Sorry to mislead with the title.  I am not talking about teamwork myths here; I am talking about teamwork in reality Team circa 1900and in fiction.  The nature of teams in the workplace has been studied extensively by business scholars.  I can summarize their findings with the key phrase I hear around my office a lot these days: “Diversity drives innovation.”  Another phrase I like is: “If two people on a team think exactly the same way, one of them is redundant.”
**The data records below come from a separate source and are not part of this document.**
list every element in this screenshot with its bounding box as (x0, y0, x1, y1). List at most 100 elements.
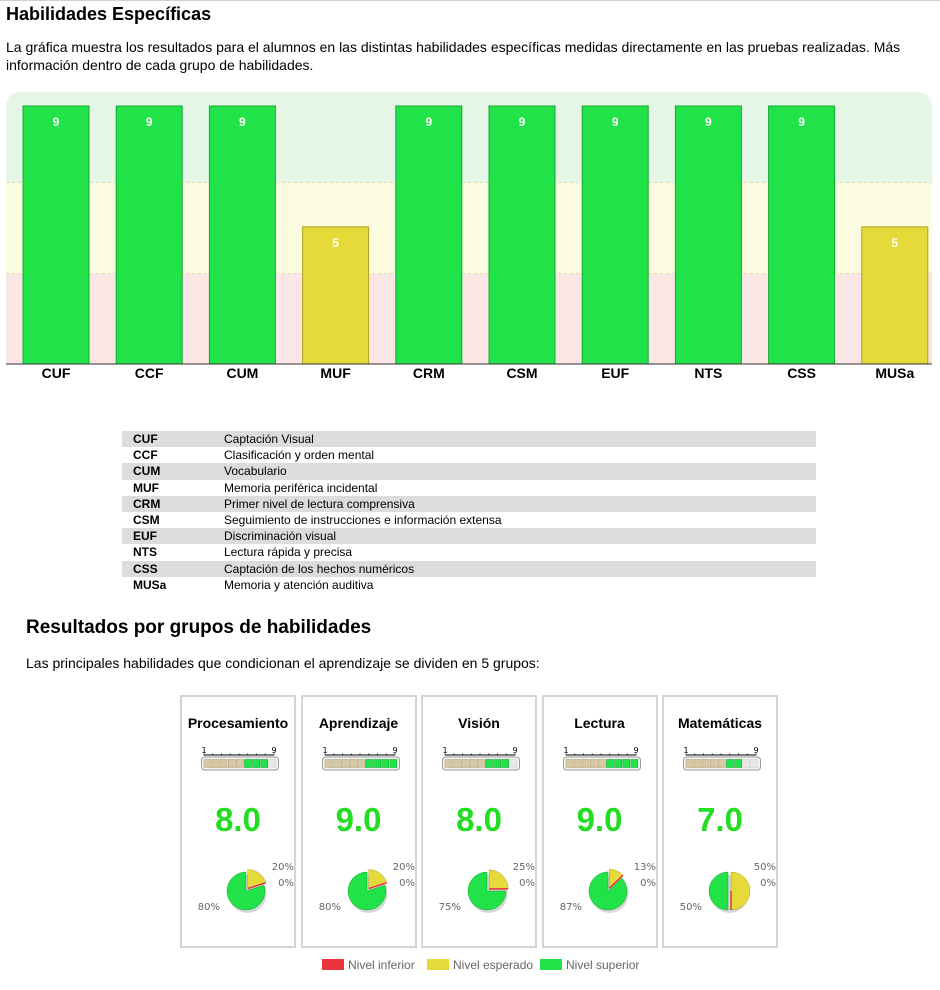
glossary-label: Lectura rápida y precisa (224, 545, 353, 560)
scale-segment (501, 759, 510, 768)
legend-label: Nivel superior (566, 958, 640, 972)
bar-euf (581, 105, 649, 365)
group-pie-chart: 20% 0% 80% (198, 862, 294, 913)
legend-label: Nivel inferior (348, 958, 415, 972)
scale-min-label: 1 (201, 746, 206, 755)
scale-segment (605, 759, 614, 768)
glossary-label: Captación de los hechos numéricos (213, 560, 816, 577)
glossary-row: CRM Primer nivel de lectura comprensiva (122, 495, 816, 512)
pie-legend-item: Nivel inferior (322, 958, 415, 972)
scale-segment (477, 759, 485, 768)
pie-slice-superior (467, 871, 507, 911)
scale-segment (485, 759, 493, 768)
scale-segment (332, 759, 340, 768)
pie-legend-item: Nivel superior (540, 958, 639, 972)
group-card-title: Visión (458, 715, 500, 731)
top-rule (0, 0, 940, 1)
x-tick-label-nts: NTS (694, 365, 722, 381)
pie-slice-esperado (488, 869, 509, 890)
bar-ccf (115, 105, 183, 365)
bar-value-euf: 9 (612, 115, 619, 129)
section-title-specific-skills: Habilidades Específicas (6, 4, 212, 24)
scale-segment (685, 759, 694, 768)
scale-max-label: 9 (753, 746, 758, 755)
glossary-label: Clasificación y orden mental (224, 448, 375, 463)
pie-slice-superior (708, 871, 729, 911)
glossary-code: MUF (133, 480, 159, 495)
glossary-label: Primer nivel de lectura comprensiva (213, 495, 816, 512)
group-pie-chart: 25% 0% 75% (439, 862, 535, 913)
x-tick-label-ccf: CCF (135, 365, 164, 381)
scale-segment (621, 759, 630, 768)
scale-segment (589, 759, 598, 768)
glossary-row: CUF Captación Visual (122, 431, 816, 448)
group-card-title: Aprendizaje (318, 715, 399, 731)
scale-max-label: 9 (392, 746, 397, 755)
bar-cuf (22, 105, 90, 365)
scale-segment (324, 759, 332, 768)
legend-label: Nivel esperado (453, 958, 534, 972)
pie-slice-superior (347, 871, 386, 911)
scale-max-label: 9 (512, 746, 517, 755)
scale-segment (372, 759, 381, 768)
bar-crm (395, 105, 463, 365)
scale-segment (693, 759, 702, 768)
group-score: 9.0 (576, 801, 623, 838)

So why in fiction is the solitary (and non-conformist) hero usually the one who triumphs?  I believe that novelists and screenwriters love to celebrate the idea of diversity but often boil it down to a single person going against the grain and coming out on top.  Personally, I love stories where the “protagonist” is actually an amalgam of personalities brought together as actual separate people, each contributing uniquely to the successful outcome.  Diversity gets things done.  I’m sure that’s why I like ensemble cast television shows like Heroes so much. Indeed, teams that triumph in movies like The Fantastic Four and novels like Tom Clancy’s Rainbow Six are much more appealing than stories about a lone wolf hero.

Iterate faster

Saturday, February 17th, 2007

Almost as a counterpoint to yesterday’s topic, and in response to Ferdy’s comment, I wanted to point out that while evolution can produce mutations, it can also breed the fittest of the species.  The idea is that you want to force evolution to happen quickly but in an environment conducive to improvement and not just compromise.

From the software creation point of view, Coding Horror provided Jeff Atwood’s take on this with a recent post about Boyd’s Law of Iteration.  His conclusion: iterate faster.  But he first lays out the requirement that a development shop have the support of management and the proper infrastructure in place.  That is what I am talking about when I say that only the fittest will survive.